Formula / Key Equations
Single discount: Sale Price = Original Price × (1 - Discount%/100). Stacked discounts: Apply each discount sequentially to the running total. Original price from sale price: Original Price = Sale Price / (1 - Discount%/100). Savings = Original Price - Sale Price.
Common Use Cases
Shopping during sales events and comparing deals. Calculating final prices for online purchases with coupon codes. Budgeting for purchases with employee discounts. Comparing 'dollars off' versus 'percentage off' promotions to find the better deal. Calculating tax on discounted items.
Limitations
The calculator applies discounts sequentially, which is standard retail practice. It does not combine percentages additively (e.g., 20% + 10% off is NOT 30% off — it is 28% off when applied sequentially). Tax calculation is separate and not included unless you manually add it. The calculator handles numeric values and does not process currency symbols.
Frequently Asked Questions
How do stacked discounts work?
Stacked discounts are applied one after another to the running total, not added together. For example, 20% off followed by 10% off on a $100 item: first $100 × 0.80 = $80, then $80 × 0.90 = $72. The effective discount is 28%, not 30%.
Is it better to get $10 off or 10% off?
It depends on the original price. $10 off is better for items under $100, while 10% off is better for items over $100. At exactly $100, both give the same result ($90). Our calculator lets you compare both scenarios side by side.
How do I calculate the original price from a sale price?
Divide the sale price by (1 - discount percentage). For example, if an item costs $60 after a 25% discount: Original Price = $60 / (1 - 0.25) = $60 / 0.75 = $80.

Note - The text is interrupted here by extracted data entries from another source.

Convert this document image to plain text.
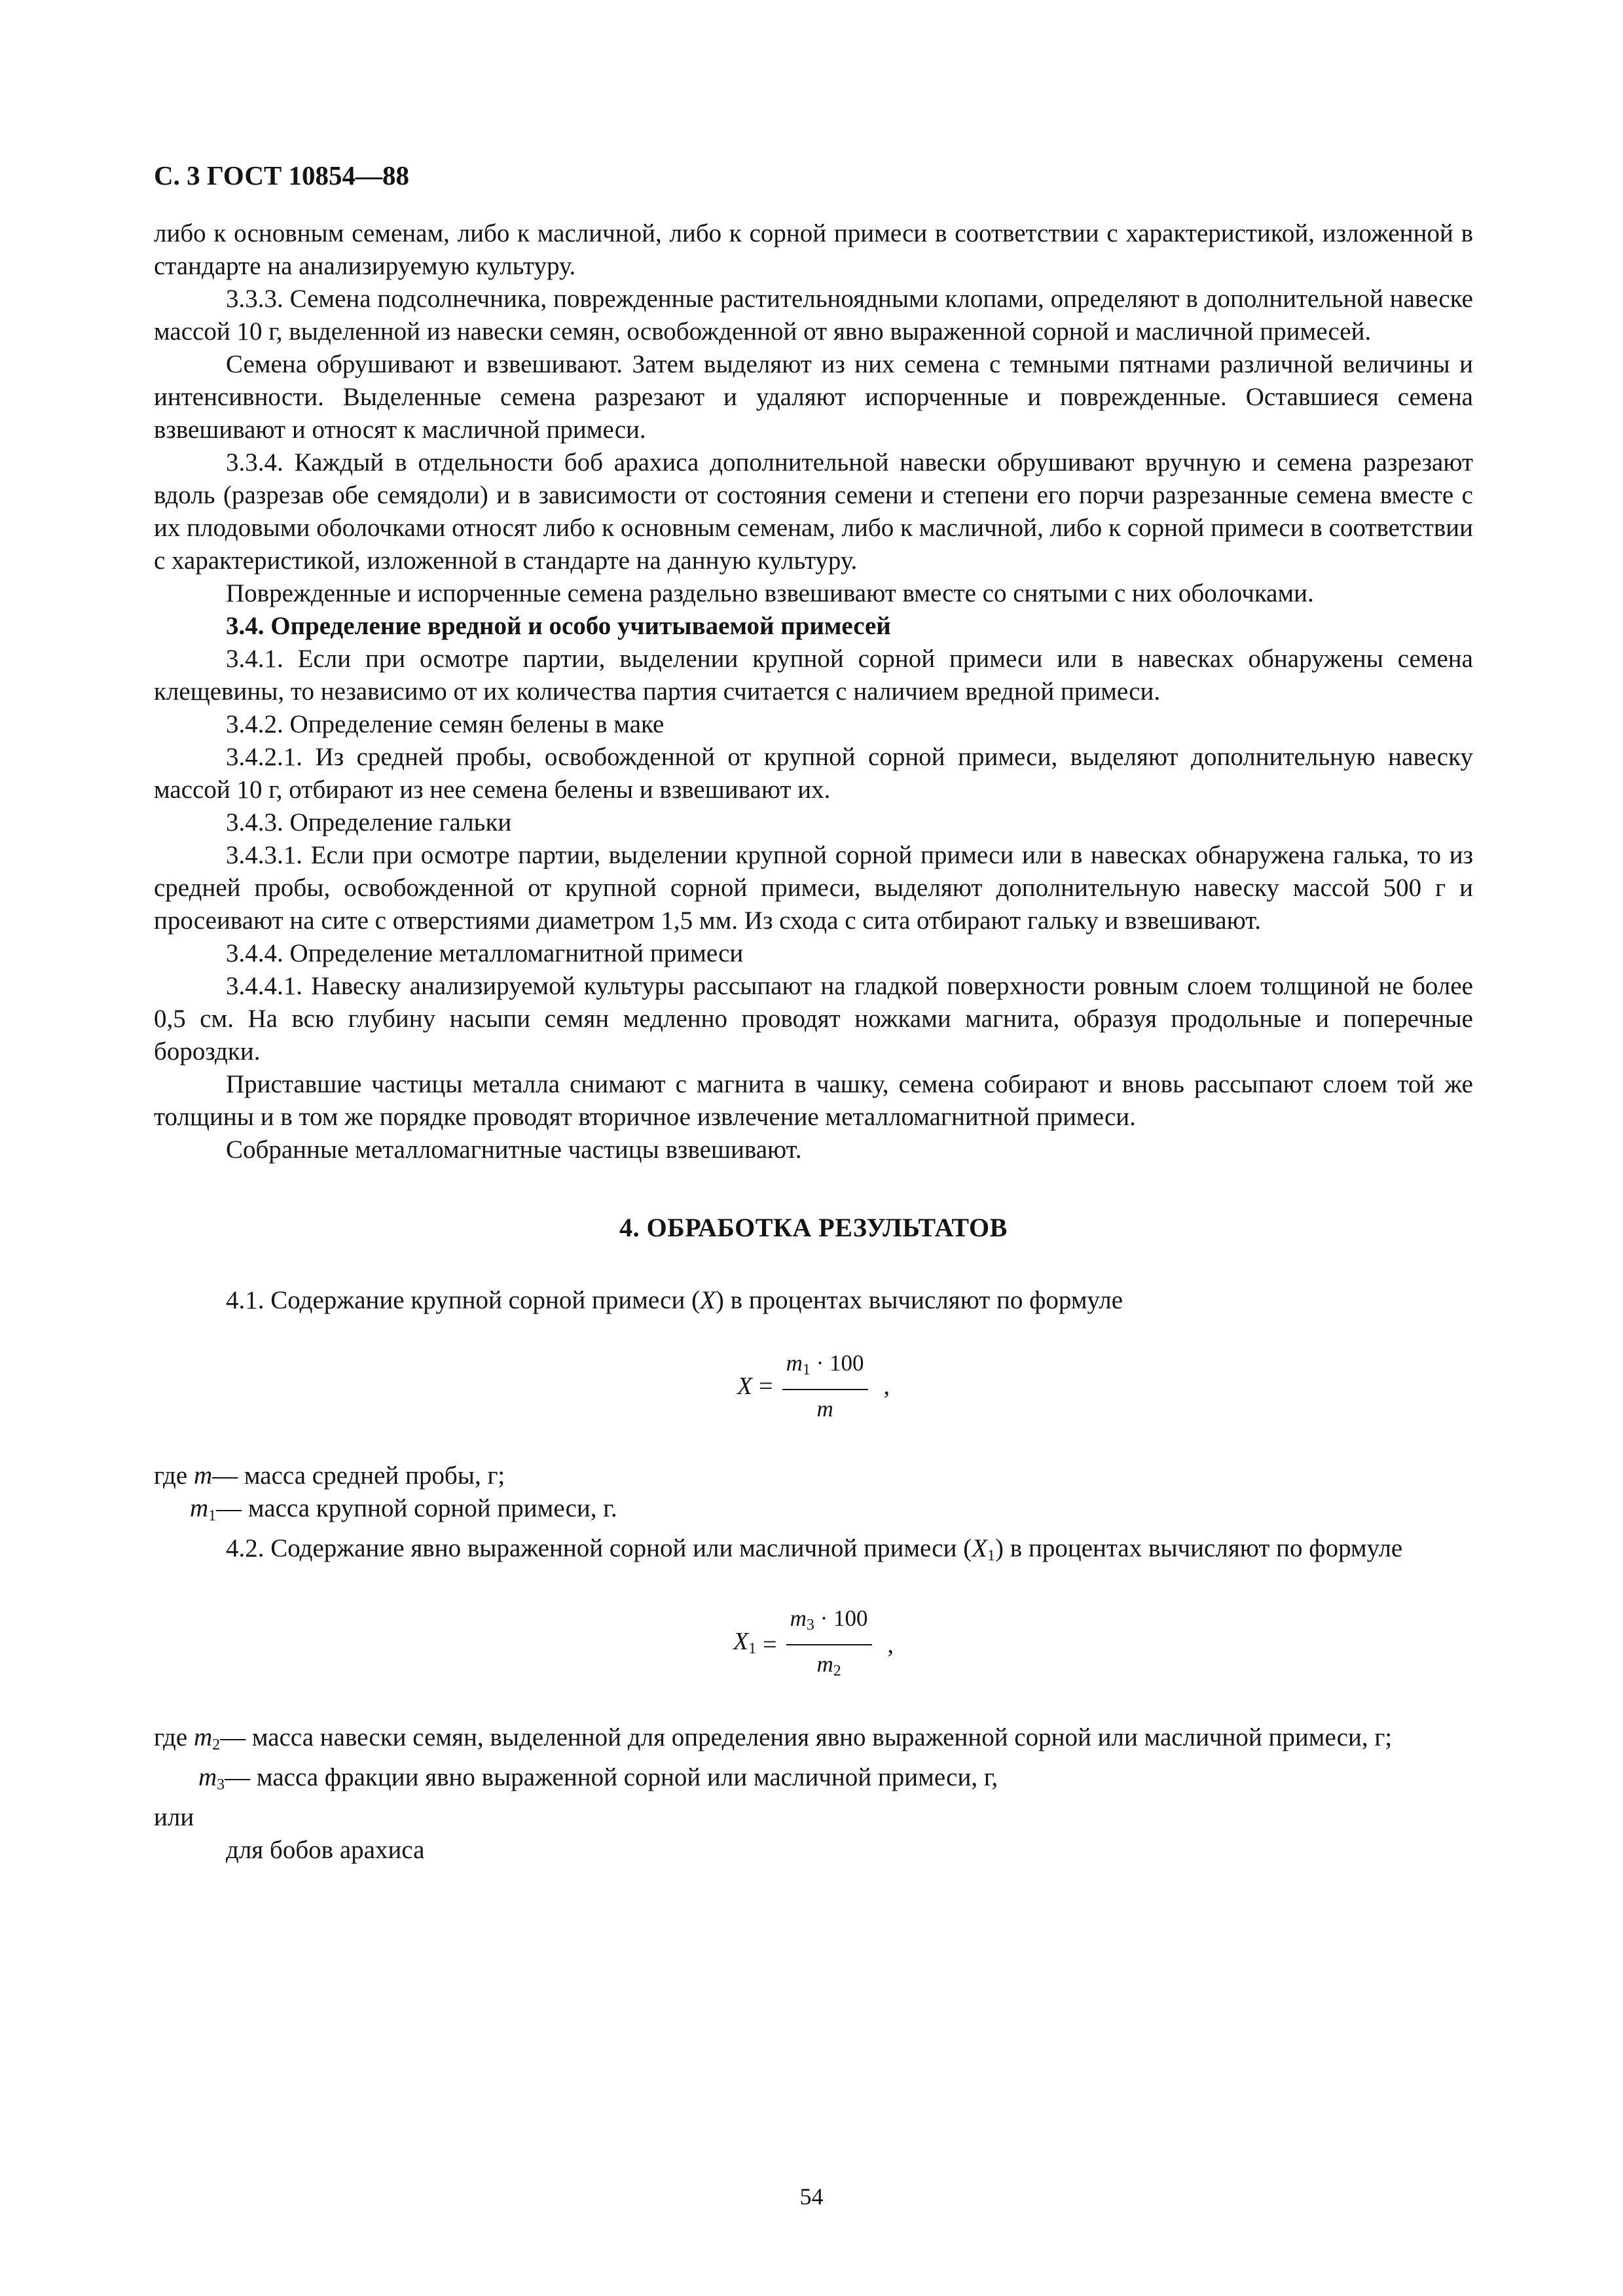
С. 3 ГОСТ 10854—88

либо к основным семенам, либо к масличной, либо к сорной примеси в соответствии с характеристикой, изложенной в стандарте на анализируемую культуру.

3.3.3. Семена подсолнечника, поврежденные растительноядными клопами, определяют в дополнительной навеске массой 10 г, выделенной из навески семян, освобожденной от явно выраженной сорной и масличной примесей.

Семена обрушивают и взвешивают. Затем выделяют из них семена с темными пятнами различной величины и интенсивности. Выделенные семена разрезают и удаляют испорченные и поврежденные. Оставшиеся семена взвешивают и относят к масличной примеси.

3.3.4. Каждый в отдельности боб арахиса дополнительной навески обрушивают вручную и семена разрезают вдоль (разрезав обе семядоли) и в зависимости от состояния семени и степени его порчи разрезанные семена вместе с их плодовыми оболочками относят либо к основным семенам, либо к масличной, либо к сорной примеси в соответствии с характеристикой, изложенной в стандарте на данную культуру.

Поврежденные и испорченные семена раздельно взвешивают вместе со снятыми с них оболочками.

3.4. Определение вредной и особо учитываемой примесей

3.4.1. Если при осмотре партии, выделении крупной сорной примеси или в навесках обнаружены семена клещевины, то независимо от их количества партия считается с наличием вредной примеси.

3.4.2. Определение семян белены в маке

3.4.2.1. Из средней пробы, освобожденной от крупной сорной примеси, выделяют дополнительную навеску массой 10 г, отбирают из нее семена белены и взвешивают их.

3.4.3. Определение гальки

3.4.3.1. Если при осмотре партии, выделении крупной сорной примеси или в навесках обнаружена галька, то из средней пробы, освобожденной от крупной сорной примеси, выделяют дополнительную навеску массой 500 г и просеивают на сите с отверстиями диаметром 1,5 мм. Из схода с сита отбирают гальку и взвешивают.

3.4.4. Определение металломагнитной примеси

3.4.4.1. Навеску анализируемой культуры рассыпают на гладкой поверхности ровным слоем толщиной не более 0,5 см. На всю глубину насыпи семян медленно проводят ножками магнита, образуя продольные и поперечные бороздки.

Приставшие частицы металла снимают с магнита в чашку, семена собирают и вновь рассыпают слоем той же толщины и в том же порядке проводят вторичное извлечение металломагнитной примеси.

Собранные металломагнитные частицы взвешивают.

4. ОБРАБОТКА РЕЗУЛЬТАТОВ

4.1. Содержание крупной сорной примеси (X) в процентах вычисляют по формуле

$X = \frac{m_1 \cdot 100}{m}$ ,
где m — масса средней пробы, г;
$m_1$ — масса крупной сорной примеси, г.

4.2. Содержание явно выраженной сорной или масличной примеси $(X_1)$ в процентах вычисляют по формуле

$X_1 = \frac{m_3 \cdot 100}{m_2}$ ,
где $m_2$ — масса навески семян, выделенной для определения явно выраженной сорной или масличной примеси, г;
$m_3$ — масса фракции явно выраженной сорной или масличной примеси, г,

или

для бобов арахиса

54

Does the calculator include tax?
No, tax is calculated separately. To find the total with tax, first calculate the discounted price, then apply your local tax rate to that price.
Can I use this for buy-one-get-one (BOGO) deals?
This calculator handles percentage and fixed-amount discounts. For BOGO deals, the effective discount is 50% if both items cost the same. For different-priced items, the discount equals the price of the lower-priced item divided by the total.